Malaysia Airlines is giving a number of its services around Asia-Pacific a boost this summer season with frequency increases scheduled to take place on the carrier’s services between Kuala Lumpur and Melbourne, Osaka, Colombo and Bangkok between March and September this year.
Ignatius Ong, chief revenue officer of Malaysia Airlines, said: “Ahead of the peak holiday season, Malaysia Airlines will be mounting extra flights to facilitate high passenger movement to these destinations.”
The airline’s Osaka route will be the first to see a boost, with frequency increasing to 10 times per week during the months of April and August. This will include an added Friday and Sunday service (MH7206/MH7207) that will run from March 31 until April 28, and again from August 2-30, along with a Saturday flight that will operate from April 6-27 and August 3-31.

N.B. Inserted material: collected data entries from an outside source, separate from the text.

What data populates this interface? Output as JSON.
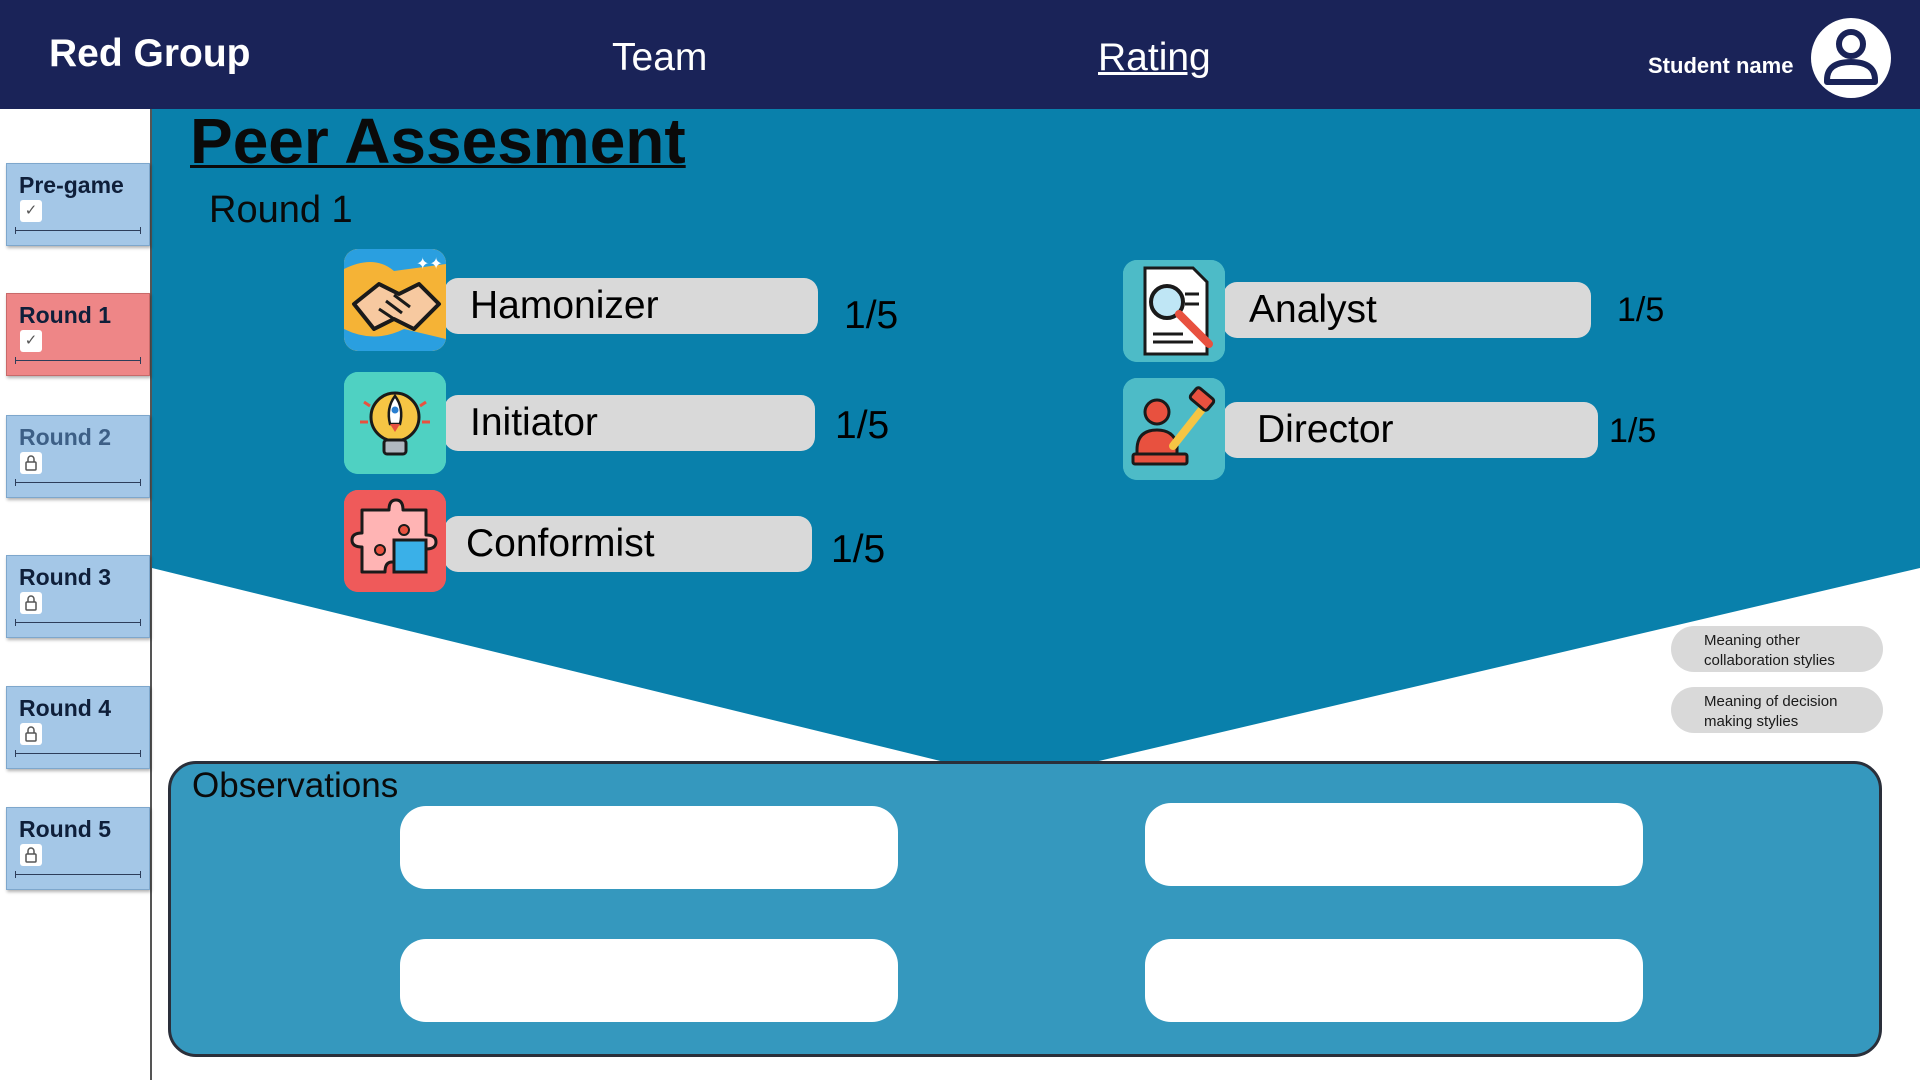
{
  "header": {
    "brand": "Red Group",
    "nav_team": "Team",
    "nav_rating": "Rating",
    "student_name": "Student name"
  },
  "sidebar": {
    "items": [
      {
        "label": "Pre-game",
        "state": "done",
        "icon": "check-icon"
      },
      {
        "label": "Round 1",
        "state": "active",
        "icon": "check-icon"
      },
      {
        "label": "Round 2",
        "state": "locked",
        "icon": "lock-icon"
      },
      {
        "label": "Round 3",
        "state": "locked",
        "icon": "lock-icon"
      },
      {
        "label": "Round 4",
        "state": "locked",
        "icon": "lock-icon"
      },
      {
        "label": "Round 5",
        "state": "locked",
        "icon": "lock-icon"
      }
    ]
  },
  "main": {
    "title": "Peer Assesment",
    "round": "Round 1",
    "roles": [
      {
        "name": "Hamonizer",
        "score": "1/5",
        "icon": "handshake-icon"
      },
      {
        "name": "Initiator",
        "score": "1/5",
        "icon": "lightbulb-rocket-icon"
      },
      {
        "name": "Conformist",
        "score": "1/5",
        "icon": "puzzle-icon"
      },
      {
        "name": "Analyst",
        "score": "1/5",
        "icon": "magnifier-document-icon"
      },
      {
        "name": "Director",
        "score": "1/5",
        "icon": "gavel-person-icon"
      }
    ],
    "info_buttons": [
      "Meaning other collaboration stylies",
      "Meaning of decision making stylies"
    ],
    "observations_title": "Observations"
  },
  "colors": {
    "header": "#1a2358",
    "main_blue": "#0980ab",
    "panel_blue": "#3598be",
    "active_tab": "#ee8687",
    "tab": "#a4c7e7"
  }
}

Osaka will be followed shortly after by Bangkok, with Malaysia Airlines adding new Monday and Wednesday flights (MH798/MH799) starting April 1 that will bring the total number of flights on the Kuala Lumpur-Bangkok route to 44 per week.
From July 1 to September 30, the carrier’s Kuala Lumpur-Melbourne and Kuala Lumpur-Colombo services will receive their frequency boosts.
The Melbourne service will be bumped up to 17 times a week with added Monday, Friday and Sunday flights (MH147/MH146) out of the Malaysian capital (Monday, Tuesday and Saturday from Melbourne).
The Colombo route, meanwhile, will go to 10 weekly flights with new Tuesday, Wednesday and Saturday flights (MH7213/MH7212).
Travellers flying on Malaysia Airlines’ Perth service will also see a change, though this will be in aircraft rather than frequency. Starting April 1, the airline will fly its Airbus A330-200 on the route rather than the current Boeing 737-800.
The change notably means passengers flying in the business class cabin will have access to flatbed seats that are laid out in a far preferable 1-2-1 configuration that enables all passengers in the cabin to access the aisle directly.
The 737-800 is a single-aisle aircraft laid out in a 2-2 formation (pictured below), meaning window-seat passengers need to climb over their neighbours in order to get to the aisle. Business Traveller Asia-Pacific has previously reviewed Malaysia Airlines’ 737-800 business class offering.
Malaysia Airlines has been struggling financially for some years now, and these updates come as the country’s Prime Minister, Mahathir Mohamad, said the government is considering the future of the airline.
A Reuters report quotes Mahathir as saying that the government is “studying and investigating as to whether we should shut it down or we should sell it off or we should refinance it”, adding that all options remained open and that the decision would be made “soon”.